Através da observação das imagens, percebemos a duração das diferentes formas captando o nosso olhar, chamando a atenção para os modos que revelam como os habitantes manifestam e imaginam a experiência religiosa no bairro. São imagens gravitando em torno destas “constelações”. Conforme Durand (2001) as formas de sociação são orientadas segundo estas constelações, acompanhando os núcleos que organizam os sentidos, em uma configuração simbólica que aclara muitas das questões postas ao antropólogo. São “protocolos normativos” que distinguem estas representações do imaginário, se agrupando como que atraídos pelos esquemas originais, que podem ser reconhecidos como estruturas apresentando a sua dinâmica. Assim como destacado por Devos e Rocha, (2009) meu desafio foi perceber as narrativas assumindo a forma de coleções, manifestando uma vasta constelação de símbolos sobre a sociedade. O que busquei por meio desta constelação foi alcançar uma maneira de fazer as “narrativas orais expressarem os figurinos do imaginário”. (DEVOS e ROCHA, 2009 p.119).

A segunda parte da coleção refere-se às questões estéticas e emocionais encontradas neste espaço urbano, bem como, às rotinas e trajetos dos habitantes do bairro. Procurei destacar tais elementos na seleção de imagens e recortes videográficos. A esta constelação refiro-me enquanto Os caminhos da memória, na qual destaquei o olhar voltado para as habitações, os espaços de relevância nas narrativas, a maneira como os moradores se apropriaram e personalizaram o que consideram como seu. É o caminhar na rua, os trajetos construídos, as praças e espaços de socialização e a Avenida 17 de abril, além dos trajetos estabelecidos pelos interlocutores, onde oferecem sentido para aquilo que consideram público e não público. Esta constelação fala das percepções sobre habitar, caminhar, reconhecer o outro, recordar, evocar as memorias e símbolos do passado, imaginar o presente e o futuro. Nesta constelação encontramos fotos de prédios, associações, praças, espaços considerados públicos pelos moradores, fotos do transito na Avenida 17 de abril, o interior dos prédios, os espaços de socialização, os corredores verdes, as residências dos interlocutores, as modificações nas estruturas ocupadas, as associações e comércio intenso no bairro.

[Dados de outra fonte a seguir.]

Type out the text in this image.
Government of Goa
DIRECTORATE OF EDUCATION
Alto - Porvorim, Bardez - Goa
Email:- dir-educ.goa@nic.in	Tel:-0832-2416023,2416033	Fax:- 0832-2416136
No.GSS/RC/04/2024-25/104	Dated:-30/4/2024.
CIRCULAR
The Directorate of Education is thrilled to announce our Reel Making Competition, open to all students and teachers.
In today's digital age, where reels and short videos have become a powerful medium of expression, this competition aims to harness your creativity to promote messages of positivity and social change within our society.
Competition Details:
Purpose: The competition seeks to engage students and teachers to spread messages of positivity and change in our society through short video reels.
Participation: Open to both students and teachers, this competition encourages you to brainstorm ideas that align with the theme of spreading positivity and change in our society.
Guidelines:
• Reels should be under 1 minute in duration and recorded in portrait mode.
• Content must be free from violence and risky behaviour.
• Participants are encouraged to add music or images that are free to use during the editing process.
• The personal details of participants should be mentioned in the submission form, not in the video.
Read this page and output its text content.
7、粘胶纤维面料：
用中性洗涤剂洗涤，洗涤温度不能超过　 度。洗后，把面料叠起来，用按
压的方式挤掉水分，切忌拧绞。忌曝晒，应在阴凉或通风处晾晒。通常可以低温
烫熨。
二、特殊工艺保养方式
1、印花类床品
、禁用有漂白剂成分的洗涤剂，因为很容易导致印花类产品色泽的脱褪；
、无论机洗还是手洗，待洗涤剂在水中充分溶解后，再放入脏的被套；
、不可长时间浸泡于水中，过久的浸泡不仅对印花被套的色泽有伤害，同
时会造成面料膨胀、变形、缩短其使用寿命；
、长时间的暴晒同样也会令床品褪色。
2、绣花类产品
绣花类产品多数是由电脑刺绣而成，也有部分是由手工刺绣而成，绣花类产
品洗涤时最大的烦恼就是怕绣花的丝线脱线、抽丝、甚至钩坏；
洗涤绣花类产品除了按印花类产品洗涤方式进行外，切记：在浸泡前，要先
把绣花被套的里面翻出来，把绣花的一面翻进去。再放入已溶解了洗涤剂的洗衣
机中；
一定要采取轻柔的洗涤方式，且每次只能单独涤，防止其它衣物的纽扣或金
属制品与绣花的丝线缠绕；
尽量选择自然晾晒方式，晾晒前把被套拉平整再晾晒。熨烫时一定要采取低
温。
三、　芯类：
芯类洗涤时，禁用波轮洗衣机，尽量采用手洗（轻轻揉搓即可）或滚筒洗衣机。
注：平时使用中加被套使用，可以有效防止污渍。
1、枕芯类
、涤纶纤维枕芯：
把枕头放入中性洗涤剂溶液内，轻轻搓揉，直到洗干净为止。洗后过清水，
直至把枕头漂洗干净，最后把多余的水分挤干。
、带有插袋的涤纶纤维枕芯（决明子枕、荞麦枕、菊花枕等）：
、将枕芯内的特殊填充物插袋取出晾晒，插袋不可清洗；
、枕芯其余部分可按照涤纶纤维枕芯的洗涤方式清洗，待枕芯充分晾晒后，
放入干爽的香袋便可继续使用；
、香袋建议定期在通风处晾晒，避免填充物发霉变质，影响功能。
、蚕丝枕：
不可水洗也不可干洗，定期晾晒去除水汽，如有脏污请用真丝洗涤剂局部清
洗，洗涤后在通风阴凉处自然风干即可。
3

Figura 11 – Algumas fotografias que compõe a constelação Os caminhos da memória – Fonte: do autor

Assim, apresentando estes “enquadramentos da memória” destaco os caminhos que elegi, demonstrando como agrupei as narrativas na forma de coleções etnográficas, buscando com isso a concordância com a “dinâmica da matéria das lembranças” (DEVOS e ROCHA, 2009 p.118).

Foi na proposta de pensar uma imagem que pertencia a estes meus “outros”, que busquei refazer os diferentes trajetos em uma perspectiva audiovisual. Assim como destacado pelos autores que nortearam minha proposta, pensar na sugestão da montagem de uma coleção etnográfica foi também constituir um caminho em duas vias, sabendo que ao mesmo tempo em que montava um acervo a fim de compor a dissertação e o filme etnográfico, também os constituía como forma de restituição aos que foram alvo de minha análise. Cumpri por este meio, um dos principais propósitos desta pesquisa: a produção de conhecimento compartilhada e restituída a estes habitantes, enquanto um dos fatores fundamentais neste processo.